I have a model with a FileField
, which holds user uploaded files. Since I want to save space, I would like to avoid duplicates.
What I'd like to achieve:
- Calculate the uploaded files md5 checksum
- Store the file with the file name based on its md5sum
- If a file with that name is already there (the new file's a duplicate), discard the uploaded file and use the existing file instead
1 and 2 is already working, but how would I forget about an uploaded duplicate and use the existing file instead?
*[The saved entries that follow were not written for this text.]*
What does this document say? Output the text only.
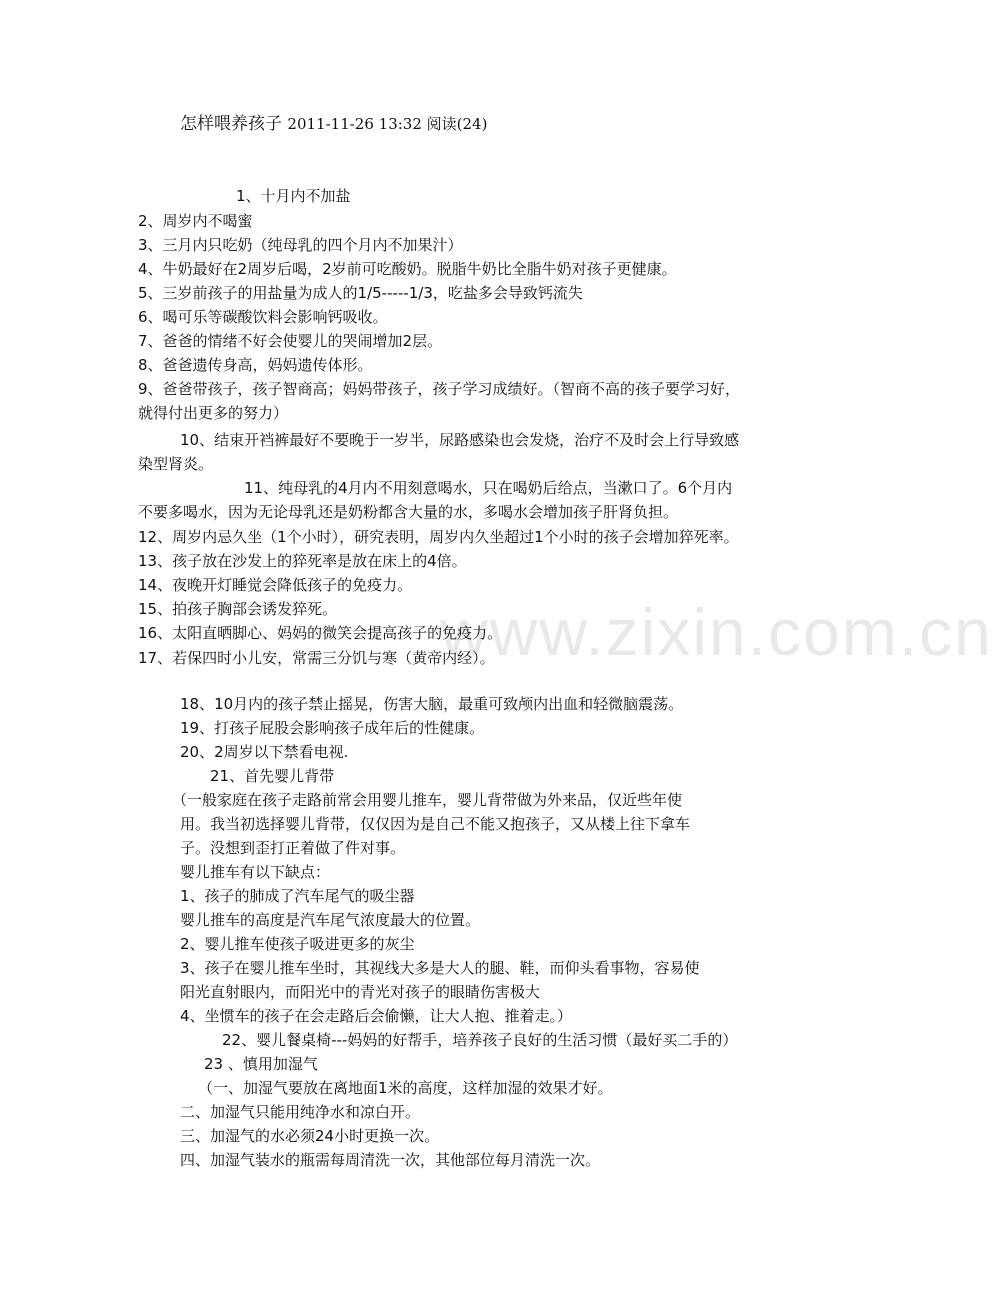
www.zixin.com.cn
怎样喂养孩子 2011-11-26 13:32 阅读(24)
1、十月内不加盐
2、周岁内不喝蜜
3、三月内只吃奶（纯母乳的四个月内不加果汁）
4、牛奶最好在2周岁后喝，2岁前可吃酸奶。脱脂牛奶比全脂牛奶对孩子更健康。
5、三岁前孩子的用盐量为成人的1/5-----1/3，吃盐多会导致钙流失
6、喝可乐等碳酸饮料会影响钙吸收。
7、爸爸的情绪不好会使婴儿的哭闹增加2层。
8、爸爸遗传身高，妈妈遗传体形。
9、爸爸带孩子，孩子智商高；妈妈带孩子，孩子学习成绩好。（智商不高的孩子要学习好，
就得付出更多的努力）
10、结束开裆裤最好不要晚于一岁半，尿路感染也会发烧，治疗不及时会上行导致感
染型肾炎。
11、纯母乳的4月内不用刻意喝水，只在喝奶后给点，当漱口了。6个月内
不要多喝水，因为无论母乳还是奶粉都含大量的水，多喝水会增加孩子肝肾负担。
12、周岁内忌久坐（1个小时），研究表明，周岁内久坐超过1个小时的孩子会增加猝死率。
13、孩子放在沙发上的猝死率是放在床上的4倍。
14、夜晚开灯睡觉会降低孩子的免疫力。
15、拍孩子胸部会诱发猝死。
16、太阳直晒脚心、妈妈的微笑会提高孩子的免疫力。
17、若保四时小儿安，常需三分饥与寒（黄帝内经）。
18、10月内的孩子禁止摇晃，伤害大脑，最重可致颅内出血和轻微脑震荡。
19、打孩子屁股会影响孩子成年后的性健康。
20、2周岁以下禁看电视.
21、首先婴儿背带
（一般家庭在孩子走路前常会用婴儿推车，婴儿背带做为外来品，仅近些年使
用。我当初选择婴儿背带，仅仅因为是自己不能又抱孩子，又从楼上往下拿车
子。没想到歪打正着做了件对事。
婴儿推车有以下缺点：
1、孩子的肺成了汽车尾气的吸尘器
婴儿推车的高度是汽车尾气浓度最大的位置。
2、婴儿推车使孩子吸进更多的灰尘
3、孩子在婴儿推车坐时，其视线大多是大人的腿、鞋，而仰头看事物，容易使
阳光直射眼内，而阳光中的青光对孩子的眼睛伤害极大
4、坐惯车的孩子在会走路后会偷懒，让大人抱、推着走。）
22、婴儿餐桌椅---妈妈的好帮手，培养孩子良好的生活习惯（最好买二手的）
23 、慎用加湿气
（一、加湿气要放在离地面1米的高度，这样加湿的效果才好。
二、加湿气只能用纯净水和凉白开。
三、加湿气的水必须24小时更换一次。
四、加湿气装水的瓶需每周清洗一次，其他部位每月清洗一次。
Note that I'd like to keep the existing file and not overwrite it (mainly to keep the modified time the same - better for backup).
Notes:
- I'm using Django 1.5
- The upload handler is
django.core.files.uploadhandler.TemporaryFileUploadHandler
Code:
def media_file_name(instance, filename):
h = instance.md5sum
basename, ext = os.path.splitext(filename)
return os.path.join('mediafiles', h[0:1], h[1:2], h + ext.lower())
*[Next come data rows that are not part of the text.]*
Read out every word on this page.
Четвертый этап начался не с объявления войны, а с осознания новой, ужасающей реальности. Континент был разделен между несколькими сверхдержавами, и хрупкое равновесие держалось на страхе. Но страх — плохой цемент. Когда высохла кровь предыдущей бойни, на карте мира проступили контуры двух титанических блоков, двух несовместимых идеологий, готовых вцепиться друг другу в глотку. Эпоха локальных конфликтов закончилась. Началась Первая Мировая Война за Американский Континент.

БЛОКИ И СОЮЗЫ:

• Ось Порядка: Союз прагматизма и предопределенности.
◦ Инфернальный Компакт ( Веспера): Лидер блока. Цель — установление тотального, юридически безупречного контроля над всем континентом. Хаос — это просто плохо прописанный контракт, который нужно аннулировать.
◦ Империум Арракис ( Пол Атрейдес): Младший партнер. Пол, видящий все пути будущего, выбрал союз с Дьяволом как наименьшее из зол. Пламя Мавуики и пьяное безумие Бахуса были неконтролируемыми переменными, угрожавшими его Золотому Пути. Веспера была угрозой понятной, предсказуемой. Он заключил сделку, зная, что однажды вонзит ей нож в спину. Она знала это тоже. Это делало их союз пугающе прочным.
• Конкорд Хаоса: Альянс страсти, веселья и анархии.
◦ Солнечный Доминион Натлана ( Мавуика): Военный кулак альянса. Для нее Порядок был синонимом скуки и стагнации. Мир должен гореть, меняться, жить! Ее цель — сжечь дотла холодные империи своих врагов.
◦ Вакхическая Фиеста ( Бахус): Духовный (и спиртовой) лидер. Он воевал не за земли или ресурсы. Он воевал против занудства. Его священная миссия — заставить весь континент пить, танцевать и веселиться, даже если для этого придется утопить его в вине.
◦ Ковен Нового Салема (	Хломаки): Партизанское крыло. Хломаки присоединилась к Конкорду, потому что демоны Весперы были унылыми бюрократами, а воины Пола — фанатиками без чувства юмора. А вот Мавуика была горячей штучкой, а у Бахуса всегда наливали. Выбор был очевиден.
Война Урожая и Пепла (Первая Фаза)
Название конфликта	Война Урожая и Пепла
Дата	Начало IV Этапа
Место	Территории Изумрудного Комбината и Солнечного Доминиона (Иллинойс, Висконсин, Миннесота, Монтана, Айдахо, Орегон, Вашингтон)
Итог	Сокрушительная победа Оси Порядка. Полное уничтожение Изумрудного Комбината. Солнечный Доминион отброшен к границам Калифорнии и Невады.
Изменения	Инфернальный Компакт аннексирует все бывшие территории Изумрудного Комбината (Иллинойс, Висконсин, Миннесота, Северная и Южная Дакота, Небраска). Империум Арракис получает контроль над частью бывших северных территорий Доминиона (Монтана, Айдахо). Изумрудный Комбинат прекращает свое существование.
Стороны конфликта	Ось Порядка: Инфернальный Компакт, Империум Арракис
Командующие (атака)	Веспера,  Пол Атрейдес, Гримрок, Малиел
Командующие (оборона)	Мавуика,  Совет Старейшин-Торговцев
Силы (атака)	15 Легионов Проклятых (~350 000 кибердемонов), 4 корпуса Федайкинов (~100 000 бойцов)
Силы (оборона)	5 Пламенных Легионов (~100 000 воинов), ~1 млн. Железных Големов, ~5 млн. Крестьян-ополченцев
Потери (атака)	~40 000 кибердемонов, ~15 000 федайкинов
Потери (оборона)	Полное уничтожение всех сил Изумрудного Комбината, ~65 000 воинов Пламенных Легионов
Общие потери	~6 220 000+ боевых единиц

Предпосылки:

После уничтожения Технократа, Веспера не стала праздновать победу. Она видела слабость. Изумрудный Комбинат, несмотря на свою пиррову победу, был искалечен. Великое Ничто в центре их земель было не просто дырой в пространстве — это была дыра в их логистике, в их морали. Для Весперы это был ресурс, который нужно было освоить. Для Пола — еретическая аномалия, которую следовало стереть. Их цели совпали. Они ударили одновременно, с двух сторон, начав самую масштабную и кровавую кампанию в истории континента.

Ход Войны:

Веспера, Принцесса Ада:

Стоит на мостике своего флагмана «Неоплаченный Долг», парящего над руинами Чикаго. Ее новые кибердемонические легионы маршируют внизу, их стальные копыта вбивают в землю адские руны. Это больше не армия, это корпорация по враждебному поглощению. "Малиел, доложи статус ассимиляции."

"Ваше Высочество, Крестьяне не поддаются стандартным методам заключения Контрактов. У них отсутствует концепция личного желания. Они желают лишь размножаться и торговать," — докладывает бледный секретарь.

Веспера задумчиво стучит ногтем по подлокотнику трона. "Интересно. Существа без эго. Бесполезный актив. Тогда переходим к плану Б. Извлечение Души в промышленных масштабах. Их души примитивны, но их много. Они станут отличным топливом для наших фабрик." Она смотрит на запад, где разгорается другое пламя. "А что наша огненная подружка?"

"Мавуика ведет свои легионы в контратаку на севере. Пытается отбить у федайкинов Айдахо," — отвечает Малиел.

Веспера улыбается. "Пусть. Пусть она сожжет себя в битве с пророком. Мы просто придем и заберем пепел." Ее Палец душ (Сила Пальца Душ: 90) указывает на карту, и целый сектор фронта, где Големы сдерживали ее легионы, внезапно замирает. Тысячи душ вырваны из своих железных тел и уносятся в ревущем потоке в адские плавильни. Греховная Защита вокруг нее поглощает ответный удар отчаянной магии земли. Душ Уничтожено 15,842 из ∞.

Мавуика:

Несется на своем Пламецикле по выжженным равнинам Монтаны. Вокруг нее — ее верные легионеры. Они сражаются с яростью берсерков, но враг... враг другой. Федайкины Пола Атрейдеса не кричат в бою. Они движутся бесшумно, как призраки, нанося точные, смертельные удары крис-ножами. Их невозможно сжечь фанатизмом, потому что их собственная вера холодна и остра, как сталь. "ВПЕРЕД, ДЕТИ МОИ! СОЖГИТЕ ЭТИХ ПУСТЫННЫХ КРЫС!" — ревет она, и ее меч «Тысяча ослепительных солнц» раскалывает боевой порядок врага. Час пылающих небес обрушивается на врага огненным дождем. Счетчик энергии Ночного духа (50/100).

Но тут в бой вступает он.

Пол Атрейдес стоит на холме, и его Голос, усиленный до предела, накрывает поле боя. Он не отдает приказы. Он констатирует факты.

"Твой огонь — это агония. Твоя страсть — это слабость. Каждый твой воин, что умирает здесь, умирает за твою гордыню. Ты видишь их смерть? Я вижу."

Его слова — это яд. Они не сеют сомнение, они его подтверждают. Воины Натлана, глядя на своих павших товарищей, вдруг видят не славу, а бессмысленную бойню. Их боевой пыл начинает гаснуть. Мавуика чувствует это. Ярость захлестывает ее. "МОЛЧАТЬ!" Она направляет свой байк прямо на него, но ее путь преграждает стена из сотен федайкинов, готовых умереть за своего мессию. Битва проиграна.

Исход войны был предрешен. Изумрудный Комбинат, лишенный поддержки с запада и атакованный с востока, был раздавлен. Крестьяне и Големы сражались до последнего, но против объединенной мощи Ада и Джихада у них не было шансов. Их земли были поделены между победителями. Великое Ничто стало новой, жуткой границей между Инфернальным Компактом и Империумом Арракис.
class Media(models.Model):
orig_file = models.FileField(upload_to=media_file_name)
md5sum = models.CharField(max_length=36)
...
def save(self, *args, **kwargs):
if not self.pk: # file is new
md5 = hashlib.md5()
for chunk in self.orig_file.chunks():
md5.update(chunk)
self.md5sum = md5.hexdigest()
super(Media, self).save(*args, **kwargs)
Any help is appreciated!